Now, in my 40’s, the culinary zeitgeist has moved on and so have I. We live in an era of superfoods: chia seeds, goji berries and matcha powder abound. Thanks to Ella Mills of ‘Deliciously Ella’ fame and other food writers such as the Hemsley sisters and Amelia Freer, new ways of eating have become mainstream. I have to say, I’m all for it. However, it’s important to discover what works for you. What makes your heart sing when you serve up your favourite recipes? That might not be the same for everyone.

My own husband lost 3st (42 lbs) following the Paleo diet. With this approach, he’s in good company. Joshua Fields Millburn and Ryan Nicodemus (The Minimalists) also follow this simple way of eating whose core ingredients are:

– Meat and Fish
– Fruit and Vegetables
– Nuts and Seeds

Others such as Minimalist Baker are more in tune with the type of eating I enjoy. Dana Shultz’s simple approach to good food means that her recipes need just 10 ingredients or fewer. They’ll use just one bowl/pot or take half-an-hour or less to make. Yesterday, we enjoyed her Zucchini lasagne and it was very good indeed.

Jennifer from SimplyFiercely recently tweeted about her approach to eating well but simply. For me, the more I eat a plant-based diet, the better I feel.

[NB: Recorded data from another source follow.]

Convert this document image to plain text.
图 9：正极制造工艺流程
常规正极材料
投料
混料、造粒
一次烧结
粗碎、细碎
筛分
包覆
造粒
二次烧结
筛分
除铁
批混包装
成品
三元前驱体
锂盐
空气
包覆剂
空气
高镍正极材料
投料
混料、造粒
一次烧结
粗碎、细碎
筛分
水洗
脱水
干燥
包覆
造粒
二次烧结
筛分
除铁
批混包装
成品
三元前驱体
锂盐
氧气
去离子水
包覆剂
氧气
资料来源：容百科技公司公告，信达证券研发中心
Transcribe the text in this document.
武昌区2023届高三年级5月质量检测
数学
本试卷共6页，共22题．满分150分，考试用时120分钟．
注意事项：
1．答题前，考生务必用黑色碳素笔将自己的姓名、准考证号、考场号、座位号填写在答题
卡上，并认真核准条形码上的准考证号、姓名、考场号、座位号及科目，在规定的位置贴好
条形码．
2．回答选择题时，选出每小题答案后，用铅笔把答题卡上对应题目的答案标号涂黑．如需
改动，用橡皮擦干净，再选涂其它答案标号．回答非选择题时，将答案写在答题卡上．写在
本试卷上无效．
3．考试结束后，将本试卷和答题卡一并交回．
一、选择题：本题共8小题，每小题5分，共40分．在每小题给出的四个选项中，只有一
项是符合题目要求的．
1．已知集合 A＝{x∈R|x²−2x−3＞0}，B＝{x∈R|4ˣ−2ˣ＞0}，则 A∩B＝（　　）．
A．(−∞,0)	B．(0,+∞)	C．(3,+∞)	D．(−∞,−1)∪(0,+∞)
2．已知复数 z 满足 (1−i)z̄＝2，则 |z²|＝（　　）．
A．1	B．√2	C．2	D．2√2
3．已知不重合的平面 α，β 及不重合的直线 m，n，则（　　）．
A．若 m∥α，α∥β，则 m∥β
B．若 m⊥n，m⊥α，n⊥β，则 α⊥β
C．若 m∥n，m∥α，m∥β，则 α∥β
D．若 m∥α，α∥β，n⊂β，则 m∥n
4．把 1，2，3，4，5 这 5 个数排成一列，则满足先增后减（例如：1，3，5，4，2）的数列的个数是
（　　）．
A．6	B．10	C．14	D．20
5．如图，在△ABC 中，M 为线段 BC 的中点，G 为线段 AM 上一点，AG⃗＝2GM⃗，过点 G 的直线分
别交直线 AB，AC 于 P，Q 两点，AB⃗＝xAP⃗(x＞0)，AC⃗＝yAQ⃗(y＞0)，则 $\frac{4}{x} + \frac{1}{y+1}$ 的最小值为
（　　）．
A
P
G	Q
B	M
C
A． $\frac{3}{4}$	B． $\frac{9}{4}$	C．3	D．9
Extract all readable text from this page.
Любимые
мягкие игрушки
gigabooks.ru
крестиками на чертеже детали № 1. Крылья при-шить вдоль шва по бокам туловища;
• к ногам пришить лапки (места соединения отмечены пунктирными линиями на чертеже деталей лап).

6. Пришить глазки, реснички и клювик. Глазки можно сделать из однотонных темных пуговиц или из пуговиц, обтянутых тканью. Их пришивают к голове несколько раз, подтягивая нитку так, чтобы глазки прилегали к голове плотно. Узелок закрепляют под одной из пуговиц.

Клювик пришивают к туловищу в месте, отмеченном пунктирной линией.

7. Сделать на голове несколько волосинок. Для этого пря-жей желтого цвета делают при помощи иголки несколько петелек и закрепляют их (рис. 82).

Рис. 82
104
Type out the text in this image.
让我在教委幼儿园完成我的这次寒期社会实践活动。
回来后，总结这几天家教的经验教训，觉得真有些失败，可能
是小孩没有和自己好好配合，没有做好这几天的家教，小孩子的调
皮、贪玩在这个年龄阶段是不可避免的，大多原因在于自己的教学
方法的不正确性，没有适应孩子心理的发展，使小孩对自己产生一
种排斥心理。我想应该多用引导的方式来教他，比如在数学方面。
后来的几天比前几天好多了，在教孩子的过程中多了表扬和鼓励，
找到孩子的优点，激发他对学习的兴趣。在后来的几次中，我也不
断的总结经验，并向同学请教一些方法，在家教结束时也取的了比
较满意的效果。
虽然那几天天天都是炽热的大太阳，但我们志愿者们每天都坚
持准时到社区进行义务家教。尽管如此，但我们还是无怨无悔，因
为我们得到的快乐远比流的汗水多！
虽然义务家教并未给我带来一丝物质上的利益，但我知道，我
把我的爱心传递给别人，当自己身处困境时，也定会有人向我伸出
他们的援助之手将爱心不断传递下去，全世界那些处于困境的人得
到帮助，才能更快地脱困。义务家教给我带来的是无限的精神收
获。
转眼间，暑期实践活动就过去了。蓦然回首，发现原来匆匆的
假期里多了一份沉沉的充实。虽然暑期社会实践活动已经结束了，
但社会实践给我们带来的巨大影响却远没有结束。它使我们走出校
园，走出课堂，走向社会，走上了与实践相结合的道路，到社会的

Angela Liddon’s ‘Oh She Glows’ cookbook has been an inspiration, but my current favourite comes from the creators of ‘The Happy Pear’. Authors Stephen and David Flynn offer a straightforward but memorable mantra: Eat More Veg. In adopting that approach to my own food choices, I know I’m eating better than ever.

So, this particular minimalist’s kitchen is now much more streamlined and my diet primarily plant-based, as I focus on ingredients that make me a part of The Happy Pear “food revolution.” Is it minimalist? Well, if you believe that minimalism is about promoting the things that add value to your life and reducing those that don’t, then I’d say the answer is definitely ‘yes’.

Eating more veg, claim the Flynns, can be “the tipping point to so many good other things.” Adopting a minimalist lifestyle, I would argue, can also be the tipping point to a life of “so many good other things.” So, it seems that the two are well-aligned.

Does your Minimalist aspirations or lifestyle extend to your food habits? How has minimalism changed what comes from your kitchen? I’d love to know!